Les vingt permanences de l'Atelier Graphite accompagnent chaque année 1600 personnes éloignées de l'écrit et du numérique. Souvent en situation de grande précarité, les bénéficiaires de la structure se retrouvent marginalisés et peu à l'aise avec les services publics en ligne. 80% de nos publics ne touchent pas à un ordinateur, ils utilisent seulement leur téléphone pour passer des appels", précise Iris Messemanne. 

Faute de compétences, certains lâchent l'affaire et renoncent à leurs droits : "Ils mettent ça de coté et quand on leur coupe une allocation, une prestation sociale de la CAF ou qu'on les radie de Pôle Emploi, ils viennent nous voir".

Le coup de main des jeunes aux plus anciens

La synthèse de l'Observatoire métropolitain répertorie également les dangers auxquels les internautes redoutent de s'exposer. Le vol de données personnelles et de mot de passe, les achats frauduleux, les virus et les fake news sont les risques les plus cités.

Signe d'espoir, la solidarité s'organise et les moins à l'aise avec l'informatique reçoivent le soutien des plus aguerris. 75% des habitants de la métropole aident régulièrement ou occasionnellement leurs proches avec le numérique. Les moins de 30 ans sont ceux qui donnent le plus de coups de main.

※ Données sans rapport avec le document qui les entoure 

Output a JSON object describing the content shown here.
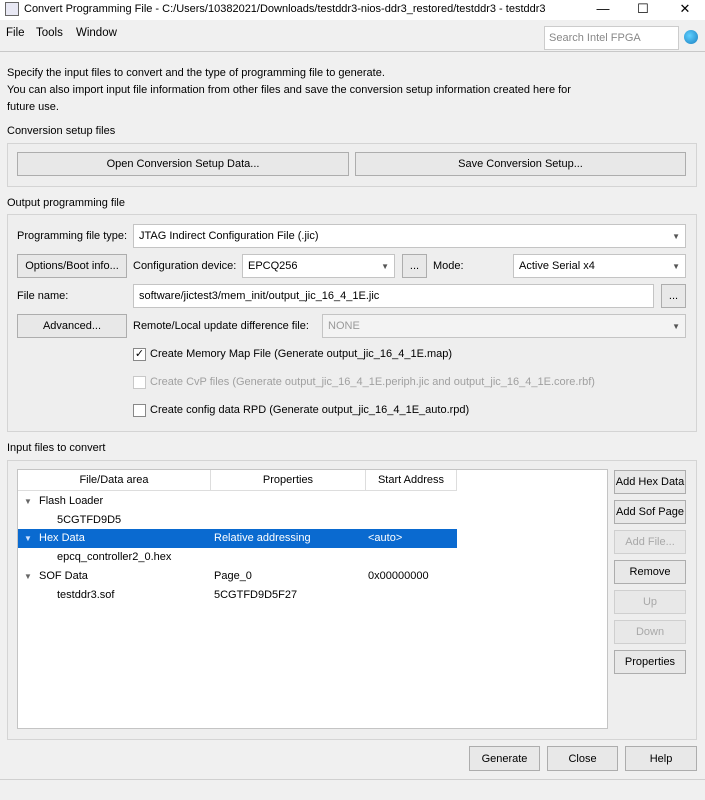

"C’est primordial, cela montre que même quand on a des petites capacités, on peut aider", se réjouit Iris Messemanne, de l'Atelier Graphite, dont les ateliers sont déjà complets pour les trois prochaines semaines.

La fracture numérique appartiendra-t-elle bientôt au passé ? Les associations spécialisées dans le secteur n'y croient guère. "Toute une frange de la population ne pourra pas être formée. Certaines personnes ont des capacités cognitives qui rendent impossible l'acquisition de ces compétences du fait de leur âge ou de leur handicap", conclut Iris Messemanne.